Throughout the novel Beukes draws parallels between the attempts of artists to create art out of the abandoned factories of the city and the killer's attempts to create art out of dead things. He sees his art as a way to open a door, to transform imperfect beings into something new. Where the factories do indeed turn into places where their old function transforms into something new, where a new Detroit is born from the ruins of the old, for the artist it turns out to be a bit more complicated.
A motif that Beukes takes with her from her previous novel is the presence of doors. Not the ordinary kind, but the ones that take you from one place to another. Where they involved temporal displacement in The Shining Girls, the door the killer tries to open leads to an even more frightening place. The door motif returns quite often in the street art mentioned in the book. There is even a character who makes a living by opening doors of abandoned buildings to see if there is anything worth salvaging left behind.
Information technology is another element that receives a lot of attention in this novel. Layla, detective Versado's daughter is practically stuck to her phone and lives her life as much online as in the real world. Beukes shows how each mistake shared on the web can have dramatic consequences and how, no matter where you are in the world, it will keep pursuing you. She also shows another side of all this new technology. The failed writer reinvents himself as a journalist and uses relatively cheap equipment and software to follow the murders. In the process he gets in the way of the investigation. These two story lines show both the possibilities and dangers of the Internet. Just like looking through the lens of a camera creates a psychological distance from events taking place right in front of you so does the Internet lure the characters into a false sense of anonymity and security.

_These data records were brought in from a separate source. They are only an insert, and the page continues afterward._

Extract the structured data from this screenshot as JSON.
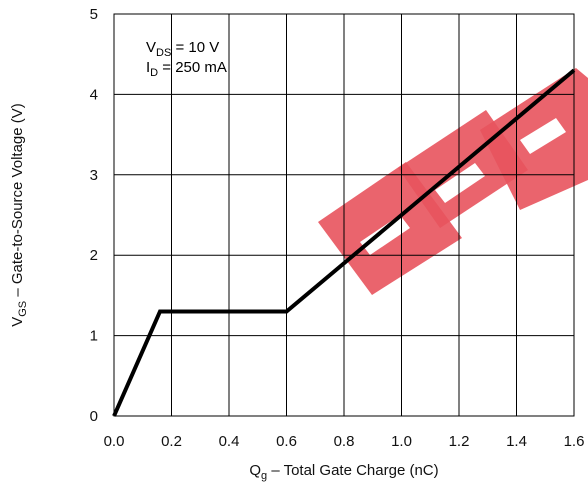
{
  "chart_data": {
    "type": "line",
    "title": "",
    "xlabel": {
      "main": "Q",
      "sub": "g",
      "rest": " –  Total Gate Charge (nC)"
    },
    "ylabel": {
      "main": "V",
      "sub": "GS",
      "rest": " –  Gate-to-Source Voltage (V)"
    },
    "xlim": [
      0,
      1.6
    ],
    "ylim": [
      0,
      5
    ],
    "x_ticks": [
      "0.0",
      "0.2",
      "0.4",
      "0.6",
      "0.8",
      "1.0",
      "1.2",
      "1.4",
      "1.6"
    ],
    "y_ticks": [
      "0",
      "1",
      "2",
      "3",
      "4",
      "5"
    ],
    "grid": true,
    "annotations": [
      {
        "main": "V",
        "sub": "DS",
        "rest": " = 10 V"
      },
      {
        "main": "I",
        "sub": "D",
        "rest": " = 250 mA"
      }
    ],
    "series": [
      {
        "x": [
          0.0,
          0.16,
          0.6,
          0.8,
          1.6
        ],
        "y": [
          0.0,
          1.3,
          1.3,
          1.9,
          4.3
        ]
      }
    ],
    "watermark_text": "EEP",
    "watermark_color": "#e8535d",
    "line_color": "#000000"
  }
}
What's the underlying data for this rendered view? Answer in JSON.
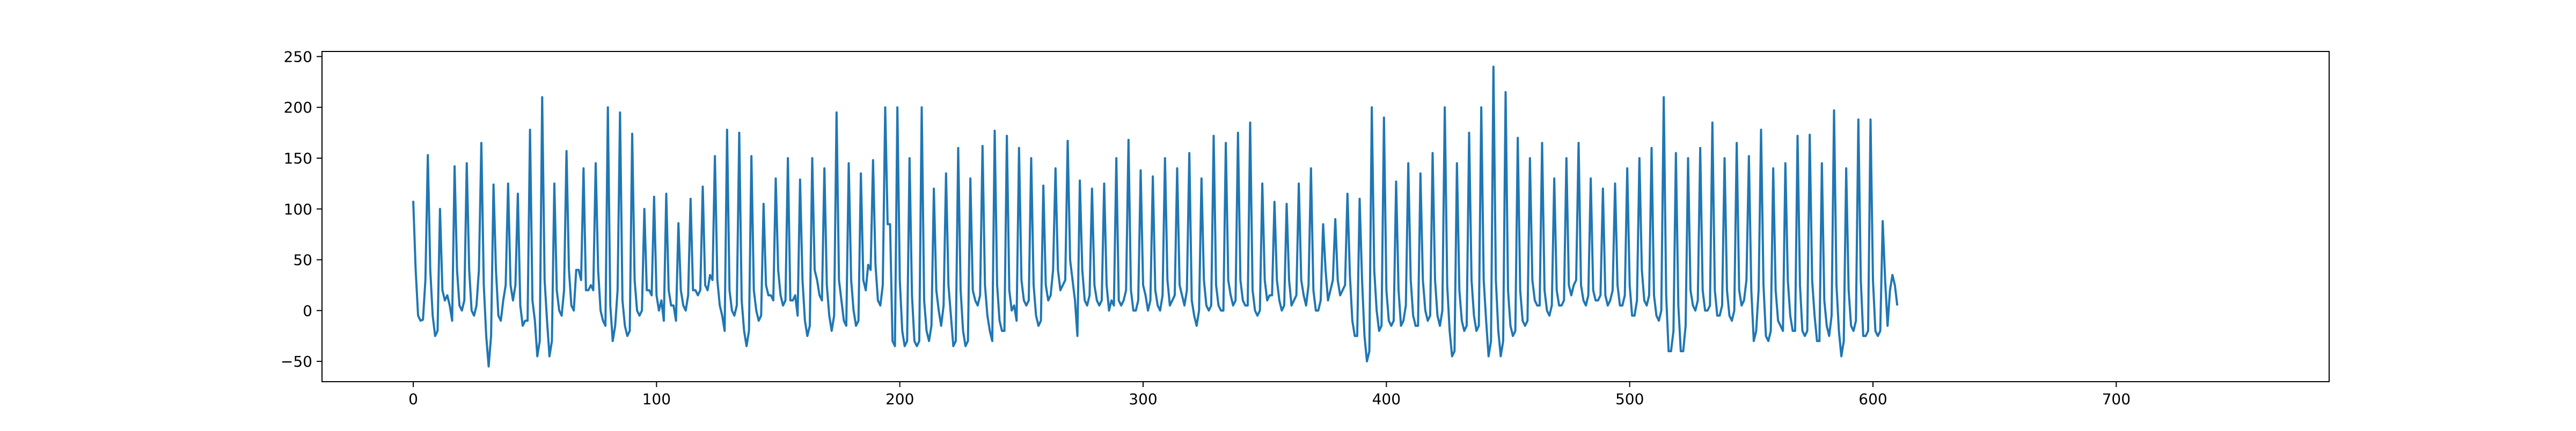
{
  "chart_data": {
    "type": "line",
    "title": "",
    "xlabel": "",
    "ylabel": "",
    "xlim": [
      -37.5,
      787.5
    ],
    "ylim": [
      -70,
      255
    ],
    "x_ticks": [
      0,
      100,
      200,
      300,
      400,
      500,
      600,
      700
    ],
    "y_ticks": [
      -50,
      0,
      50,
      100,
      150,
      200,
      250
    ],
    "x_tick_labels": [
      "0",
      "100",
      "200",
      "300",
      "400",
      "500",
      "600",
      "700"
    ],
    "y_tick_labels": [
      "−50",
      "0",
      "50",
      "100",
      "150",
      "200",
      "250"
    ],
    "grid": false,
    "legend": "none",
    "line_color": "#1f77b4",
    "series": [
      {
        "x_start": 0,
        "x_step": 1,
        "values": [
          108,
          40,
          -5,
          -10,
          -9,
          30,
          153,
          40,
          -5,
          -25,
          -20,
          100,
          20,
          10,
          15,
          5,
          -10,
          142,
          40,
          5,
          0,
          10,
          145,
          40,
          0,
          -5,
          5,
          40,
          165,
          25,
          -25,
          -55,
          -25,
          124,
          40,
          -5,
          -10,
          10,
          25,
          125,
          25,
          10,
          25,
          115,
          5,
          -15,
          -10,
          -10,
          178,
          10,
          -10,
          -45,
          -30,
          210,
          30,
          -10,
          -45,
          -30,
          125,
          20,
          0,
          -5,
          20,
          157,
          40,
          5,
          0,
          40,
          40,
          30,
          140,
          20,
          20,
          25,
          20,
          145,
          40,
          0,
          -10,
          -15,
          200,
          5,
          -30,
          -15,
          20,
          195,
          10,
          -15,
          -25,
          -20,
          174,
          30,
          0,
          -5,
          0,
          100,
          20,
          20,
          15,
          112,
          15,
          0,
          10,
          -10,
          115,
          20,
          5,
          5,
          -10,
          86,
          20,
          5,
          0,
          15,
          110,
          20,
          20,
          15,
          20,
          122,
          25,
          20,
          35,
          30,
          152,
          30,
          5,
          -5,
          -20,
          178,
          20,
          0,
          -5,
          5,
          175,
          10,
          -20,
          -35,
          -20,
          152,
          20,
          0,
          -10,
          -5,
          105,
          25,
          15,
          15,
          10,
          130,
          40,
          15,
          5,
          10,
          150,
          10,
          10,
          15,
          -5,
          129,
          30,
          -10,
          -25,
          -15,
          150,
          40,
          30,
          15,
          10,
          140,
          25,
          -5,
          -20,
          -5,
          195,
          30,
          10,
          -10,
          -15,
          145,
          30,
          0,
          -15,
          -10,
          135,
          30,
          20,
          45,
          40,
          148,
          45,
          10,
          5,
          25,
          200,
          85,
          85,
          -30,
          -35,
          200,
          30,
          -20,
          -35,
          -30,
          150,
          15,
          -30,
          -35,
          -30,
          200,
          10,
          -20,
          -30,
          -15,
          120,
          20,
          0,
          -15,
          5,
          135,
          25,
          -5,
          -35,
          -30,
          160,
          20,
          -20,
          -35,
          -30,
          130,
          20,
          10,
          5,
          15,
          162,
          25,
          -5,
          -20,
          -30,
          177,
          25,
          -10,
          -20,
          -20,
          172,
          20,
          0,
          5,
          -10,
          160,
          30,
          10,
          5,
          10,
          150,
          25,
          -5,
          -15,
          -10,
          123,
          25,
          10,
          15,
          40,
          140,
          40,
          20,
          25,
          30,
          167,
          50,
          30,
          10,
          -25,
          128,
          40,
          10,
          5,
          15,
          120,
          25,
          10,
          5,
          10,
          125,
          25,
          0,
          10,
          5,
          150,
          10,
          5,
          10,
          20,
          168,
          20,
          0,
          0,
          10,
          138,
          25,
          15,
          0,
          10,
          132,
          20,
          5,
          0,
          15,
          150,
          30,
          5,
          10,
          15,
          140,
          25,
          15,
          5,
          20,
          155,
          10,
          -5,
          -15,
          0,
          130,
          30,
          5,
          0,
          5,
          172,
          25,
          5,
          0,
          0,
          165,
          30,
          15,
          5,
          10,
          175,
          30,
          10,
          5,
          5,
          185,
          20,
          0,
          -5,
          0,
          125,
          30,
          10,
          15,
          15,
          107,
          30,
          10,
          0,
          5,
          105,
          30,
          5,
          10,
          15,
          125,
          30,
          15,
          5,
          25,
          140,
          20,
          0,
          0,
          10,
          85,
          40,
          10,
          20,
          30,
          90,
          30,
          15,
          20,
          25,
          115,
          35,
          -10,
          -25,
          -25,
          110,
          30,
          -25,
          -50,
          -40,
          200,
          40,
          0,
          -20,
          -15,
          190,
          20,
          -10,
          -15,
          -10,
          127,
          20,
          -15,
          -10,
          5,
          145,
          30,
          -5,
          -15,
          -15,
          135,
          30,
          0,
          -10,
          -5,
          155,
          30,
          -5,
          -15,
          0,
          200,
          25,
          -20,
          -45,
          -40,
          145,
          20,
          -10,
          -20,
          -15,
          175,
          30,
          -5,
          -20,
          -15,
          200,
          30,
          -10,
          -45,
          -30,
          240,
          30,
          -20,
          -45,
          -30,
          215,
          20,
          -15,
          -25,
          -20,
          170,
          20,
          -10,
          -15,
          -10,
          150,
          30,
          10,
          5,
          5,
          165,
          20,
          0,
          -5,
          5,
          130,
          20,
          5,
          5,
          10,
          150,
          25,
          15,
          25,
          30,
          165,
          25,
          10,
          5,
          15,
          130,
          20,
          10,
          10,
          15,
          120,
          15,
          5,
          10,
          20,
          125,
          25,
          5,
          5,
          15,
          140,
          25,
          -5,
          -5,
          10,
          150,
          40,
          10,
          5,
          15,
          160,
          15,
          -5,
          -10,
          0,
          210,
          15,
          -40,
          -40,
          -20,
          155,
          5,
          -40,
          -40,
          -15,
          150,
          20,
          5,
          0,
          10,
          160,
          20,
          0,
          0,
          5,
          185,
          20,
          -5,
          -5,
          5,
          150,
          20,
          -5,
          -10,
          0,
          165,
          20,
          5,
          10,
          30,
          152,
          20,
          -30,
          -20,
          20,
          178,
          25,
          -25,
          -30,
          -20,
          140,
          20,
          -10,
          -15,
          -20,
          145,
          30,
          -5,
          -20,
          -20,
          172,
          25,
          -20,
          -25,
          -20,
          173,
          30,
          -5,
          -30,
          -30,
          145,
          10,
          -15,
          -25,
          -5,
          197,
          25,
          -20,
          -45,
          -30,
          140,
          20,
          -15,
          -20,
          -10,
          188,
          30,
          -25,
          -25,
          -20,
          188,
          30,
          -20,
          -25,
          -20,
          88,
          30,
          -15,
          20,
          35,
          25,
          5
        ]
      }
    ]
  }
}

As usual with Beukes' books, it is hard to categorize. You could see it as a mystery or thriller, but it also contains elements of urban fantasy and horror. Towards the end the novel becomes increasingly strange, with events for which there doesn't seem to be a rational explanation following each other rapidly leading up to the final showdown that is the climax of the novel. It's something that seems to suit Beukes but depending on what expectations the reader has before reading the novel, reactions will be mixed. The author's mix of genres is both the forte and weakness of this book depending on the reader's preference.

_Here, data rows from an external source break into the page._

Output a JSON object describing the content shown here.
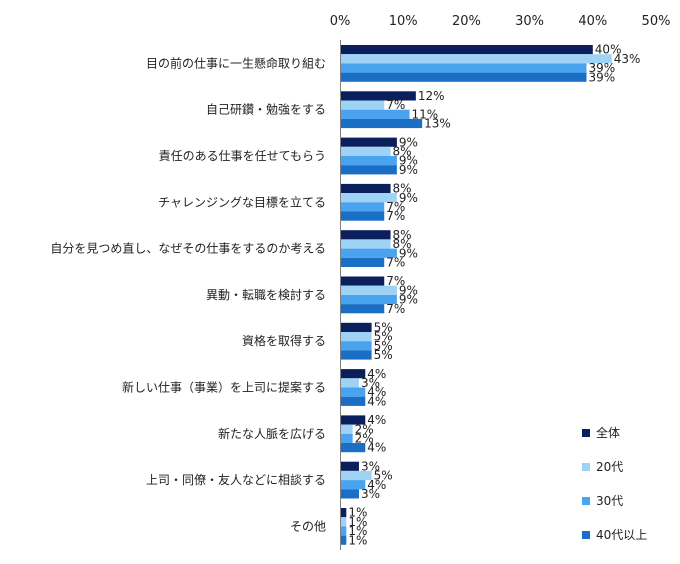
{
  "chart_data": {
    "type": "bar",
    "orientation": "horizontal",
    "categories": [
      "目の前の仕事に一生懸命取り組む",
      "自己研鑽・勉強をする",
      "責任のある仕事を任せてもらう",
      "チャレンジングな目標を立てる",
      "自分を見つめ直し、なぜその仕事をするのか考える",
      "異動・転職を検討する",
      "資格を取得する",
      "新しい仕事（事業）を上司に提案する",
      "新たな人脈を広げる",
      "上司・同僚・友人などに相談する",
      "その他"
    ],
    "series": [
      {
        "name": "全体",
        "color": "#0b1f5c",
        "values": [
          40,
          12,
          9,
          8,
          8,
          7,
          5,
          4,
          4,
          3,
          1
        ]
      },
      {
        "name": "20代",
        "color": "#9fd3f5",
        "values": [
          43,
          7,
          8,
          9,
          8,
          9,
          5,
          3,
          2,
          5,
          1
        ]
      },
      {
        "name": "30代",
        "color": "#4aa3ee",
        "values": [
          39,
          11,
          9,
          7,
          9,
          9,
          5,
          4,
          2,
          4,
          1
        ]
      },
      {
        "name": "40代以上",
        "color": "#1a6fc4",
        "values": [
          39,
          13,
          9,
          7,
          7,
          7,
          5,
          4,
          4,
          3,
          1
        ]
      }
    ],
    "ticks": [
      "0%",
      "10%",
      "20%",
      "30%",
      "40%",
      "50%"
    ],
    "value_suffix": "%",
    "xlim": [
      0,
      50
    ],
    "legend_position": "right"
  }
}
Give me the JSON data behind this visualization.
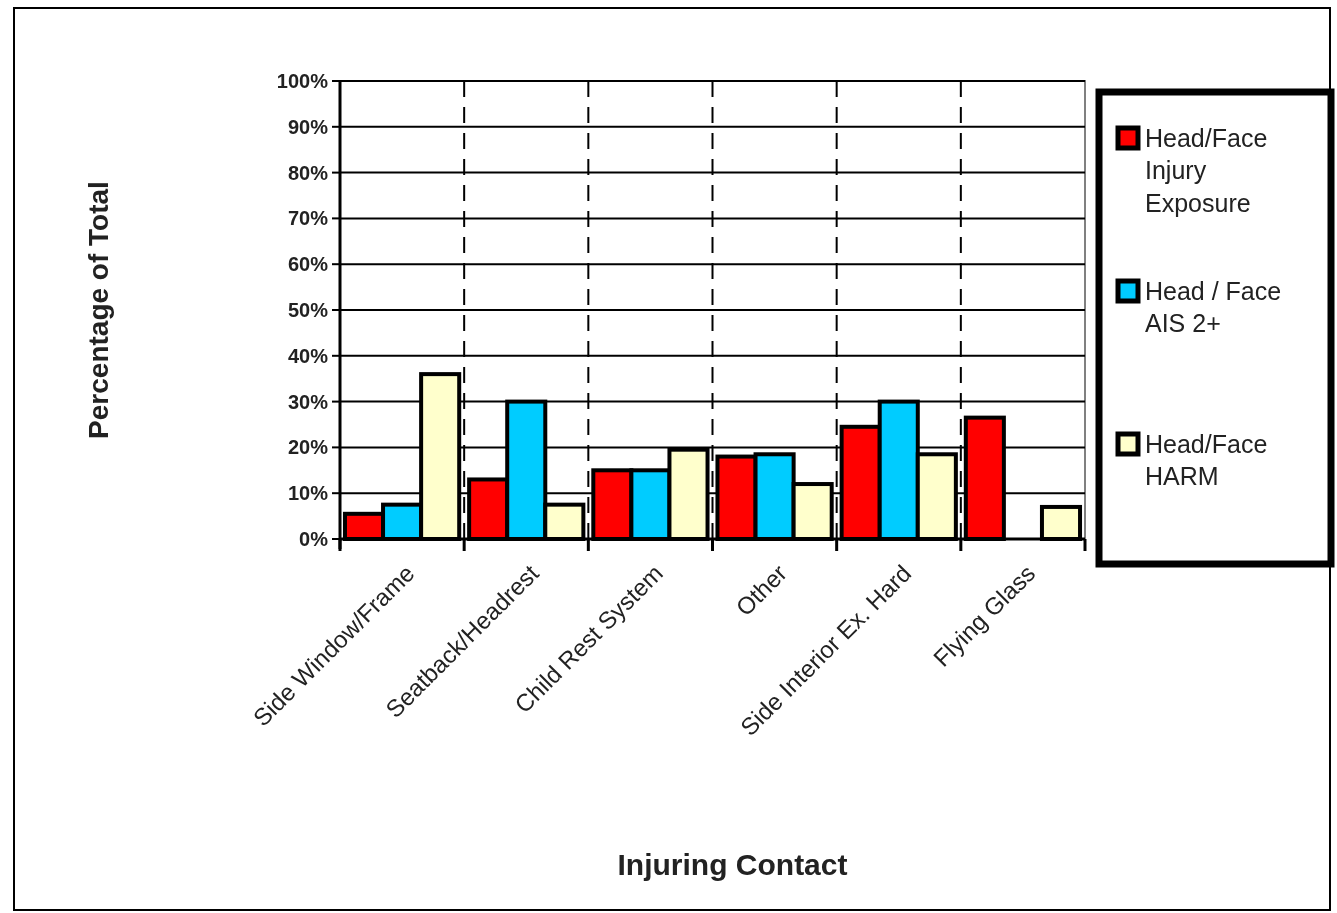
{
  "chart_data": {
    "type": "bar",
    "xlabel": "Injuring Contact",
    "ylabel": "Percentage of Total",
    "categories": [
      "Side Window/Frame",
      "Seatback/Headrest",
      "Child Rest System",
      "Other",
      "Side Interior Ex. Hard",
      "Flying Glass"
    ],
    "series": [
      {
        "name": "Head/Face Injury Exposure",
        "color": "#ff0000",
        "values": [
          5.5,
          13,
          15,
          18,
          24.5,
          26.5
        ]
      },
      {
        "name": "Head / Face AIS 2+",
        "color": "#00ccff",
        "values": [
          7.5,
          30,
          15,
          18.5,
          30,
          null
        ]
      },
      {
        "name": "Head/Face HARM",
        "color": "#ffffcc",
        "values": [
          36,
          7.5,
          19.5,
          12,
          18.5,
          7
        ]
      }
    ],
    "ylim": [
      0,
      100
    ],
    "yticks": [
      {
        "value": 0,
        "label": "0%"
      },
      {
        "value": 10,
        "label": "10%"
      },
      {
        "value": 20,
        "label": "20%"
      },
      {
        "value": 30,
        "label": "30%"
      },
      {
        "value": 40,
        "label": "40%"
      },
      {
        "value": 50,
        "label": "50%"
      },
      {
        "value": 60,
        "label": "60%"
      },
      {
        "value": 70,
        "label": "70%"
      },
      {
        "value": 80,
        "label": "80%"
      },
      {
        "value": 90,
        "label": "90%"
      },
      {
        "value": 100,
        "label": "100%"
      }
    ],
    "grid": true,
    "legend": "right"
  }
}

I enjoyed reading Broken Monsters more than I thought I would. It is a very smooth read most of the way. Only early on in the novel, when Beukes rapidly introduces a number of main characters, is the reader's patience tried. It is pleasantly different from her previous novels but also contains some elements that firmly links it to her older work. Although, as I mentioned in the introduction, I would not mind seeing Beukes return to a South African setting, her attention to detail makes Detroit come alive on the pages. It is, in short, a novel well worth reading, even if it didn't manage to unseat Moxyland as my favourite book by this author.